Indiferente às tradições daquela cidadezinha e mais preocupado em participar das festividades, Diógenes Pinto Figueiredo, um estudante e presidente da república onde morava com alguns amigos, depois de assistir às solenidades religiosas, resolveu dar um “pulinho” até o bar de “seu” Ambrozino.
Seu corpo frágil, menos de um metro e sessenta de altura, rosto pálido e semblante cadavérico, provocaram um momento de perplexidade entre todos os freqüentadores do bar.
- Que bichín amarelo e feio! – resmungou um mulato que estava encostado no canto do balcão, diante de um copo de cachaça, dirigindo-se a um companheiro ao lado.
- Amarelo, feio, pequeno e magro! – completou o outro.
- Quem é você, rapaz, e de onde vem? – perguntou “seu” Ambrozino, curioso por nunca ter visto alguém tão esquisito por aquelas bandas.
Tranqüilo e sem qualquer maldade, o estranho visitante respondeu:
- Venho da Capital. Meu nome é Figueiredo e sou o presidente da república...
... É o presidente Figueiredo! É o presidente do Brasil! É ele mesmo! Viva o presidente!... – exclamaram todos de uma só vez, sem esperar pelo final da descrição do rapaz
No meio do tumultuo, alguém bradou:
- Só pode ser mesmo o presidente do Brasil! Vejam a cara de fome e de miséria que ele tem! E eu pensava que só o nordestino passava fome e era assim desnutrido!
Todos riram. Só depois de muito esforço é que o pobre rapaz conseguiu explicar que não era o presidente da República Federativa do Brasil mas, sim, o presidente de uma república de estudantes e que seu nome completo era Diógenes Pinto Figueiredo.
Tudo voltou ao normal até que, de repente, ouviu-se uma voz rouca e
desafinada. Era Biu Galego, o “Galo”, que estava chegando. Temendo qualquer contratempo, o dono do bar foi logo gritando:
- Quando o Galo canta, todo mundo se levanta!

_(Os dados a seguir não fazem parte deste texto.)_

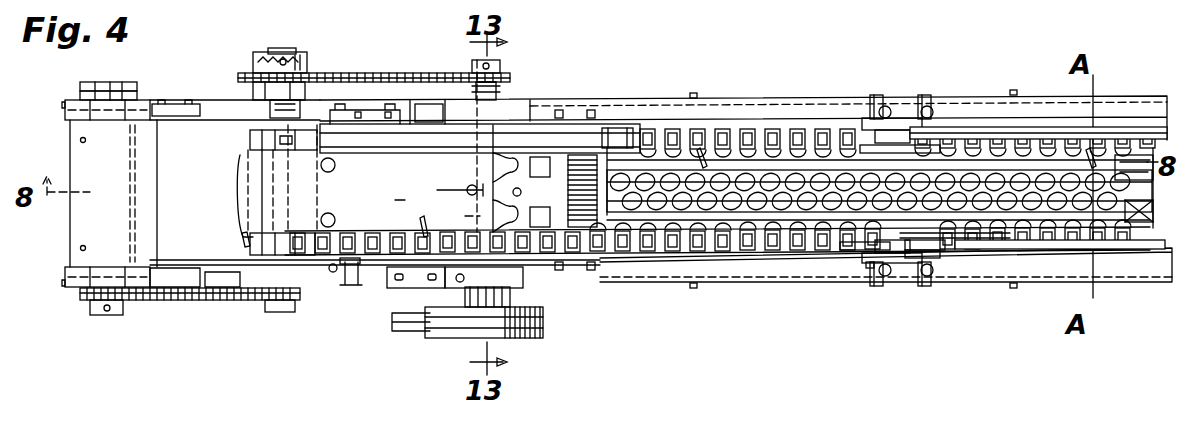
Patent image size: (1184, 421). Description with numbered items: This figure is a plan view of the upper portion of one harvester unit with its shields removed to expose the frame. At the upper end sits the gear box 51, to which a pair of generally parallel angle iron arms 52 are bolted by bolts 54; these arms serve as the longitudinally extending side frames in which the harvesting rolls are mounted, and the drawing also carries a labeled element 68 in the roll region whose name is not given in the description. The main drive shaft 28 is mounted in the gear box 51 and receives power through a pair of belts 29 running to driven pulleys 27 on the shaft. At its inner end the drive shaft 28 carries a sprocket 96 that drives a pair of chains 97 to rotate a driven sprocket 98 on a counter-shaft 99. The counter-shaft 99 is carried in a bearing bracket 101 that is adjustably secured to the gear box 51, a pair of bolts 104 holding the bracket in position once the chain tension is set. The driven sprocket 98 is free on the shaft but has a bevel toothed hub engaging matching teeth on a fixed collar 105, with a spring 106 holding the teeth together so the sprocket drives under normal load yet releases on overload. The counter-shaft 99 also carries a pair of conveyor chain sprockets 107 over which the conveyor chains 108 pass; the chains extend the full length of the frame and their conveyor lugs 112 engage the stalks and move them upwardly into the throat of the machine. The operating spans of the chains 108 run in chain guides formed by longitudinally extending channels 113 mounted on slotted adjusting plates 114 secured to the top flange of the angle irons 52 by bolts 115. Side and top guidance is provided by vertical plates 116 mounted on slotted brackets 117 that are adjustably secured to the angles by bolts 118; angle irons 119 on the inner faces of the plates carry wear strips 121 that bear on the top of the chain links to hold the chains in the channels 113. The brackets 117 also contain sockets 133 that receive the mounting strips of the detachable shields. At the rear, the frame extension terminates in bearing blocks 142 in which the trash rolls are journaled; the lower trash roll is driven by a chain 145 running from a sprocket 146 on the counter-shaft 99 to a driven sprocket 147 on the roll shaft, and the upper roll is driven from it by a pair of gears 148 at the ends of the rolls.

The driven pulley 27 is at (530, 338).
The main drive shaft 28 is at (458, 211).
The belts 29 is at (407, 313).
The gear box 51 is at (380, 176).
The angle iron arms 52 is at (677, 99).
The bolts 54 is at (591, 109).
The screw conveyor 68 is at (780, 170).
The sprocket 96 is at (500, 66).
The chains 97 is at (423, 73).
The driven sprocket 98 is at (268, 106).
The counter-shaft 99 is at (282, 52).
The bearing bracket 101 is at (177, 103).
The bolts 104 is at (331, 212).
The fixed collar 105 is at (275, 50).
The spring 106 is at (253, 92).
The conveyor chain sprockets 107 is at (250, 143).
The conveyor chains 108 is at (810, 135).
The conveyor lugs 112 is at (702, 150).
The channels 113 is at (620, 132).
The slotted adjusting plates 114 is at (912, 262).
The bolts 115 is at (933, 127).
The vertical plates 116 is at (510, 122).
The slotted brackets 117 is at (873, 95).
The bolts 118 is at (884, 106).
The angle irons 119 is at (1000, 132).
The wear strips 121 is at (890, 140).
The sockets 133 is at (868, 266).
The bearing blocks 142 is at (75, 108).
The chain 145 is at (205, 302).
The sprocket 146 is at (283, 313).
The driven sprocket 147 is at (92, 317).
The gears 148 is at (78, 86).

Todos se levantaram, menos o visitante, que não sabia de nada. O brutamontes ficou entre contrariado e estupefato. Nunca alguém o havia desrespeitado tanto, principalmente quando cantava a “Asa Branca”, de Luiz Gonzaga, o “rei” do baião. Aquilo era uma falta de respeito ao “rei” e a ele próprio, pensou. Ficou indignado ainda mais, ao ver que fora desmoralizado por um “pigmeu”, amarelo, magro, feio e desajeitado. Biu Galego estufou o peito e gritou:
- Levanta, cabra da peste. Tu num sabe Qui quando o Galo canta todo mundo se levanta?... Fica de pé, amarelo sambudo!...
Sem esperar pela Segunda ordem, Pinto Figueiredo arremessou um tamborete contra a cabeça do valentão que, “incontinente”, caiu por terra, arregalou os olhos em direção ao seu agressor, deu o último suspiro e “fechou o paletó”.
Voltando-se para os presentes, todos boquiabertos, Diógenes Figueiredo calmamente falou:
- Quando o Pinto pia, o Galo se arrepia.
Sob os olhares apreensivos, retirou-se do bar e, ao passar pelo proprietário, que não acreditava no que vira, o visitante disse baixinho:
- Mais vale o jeito do que o tamanho do sujeito.
A partir daquele momento, ninguém mais se levantou para ouvir o Galo cantar.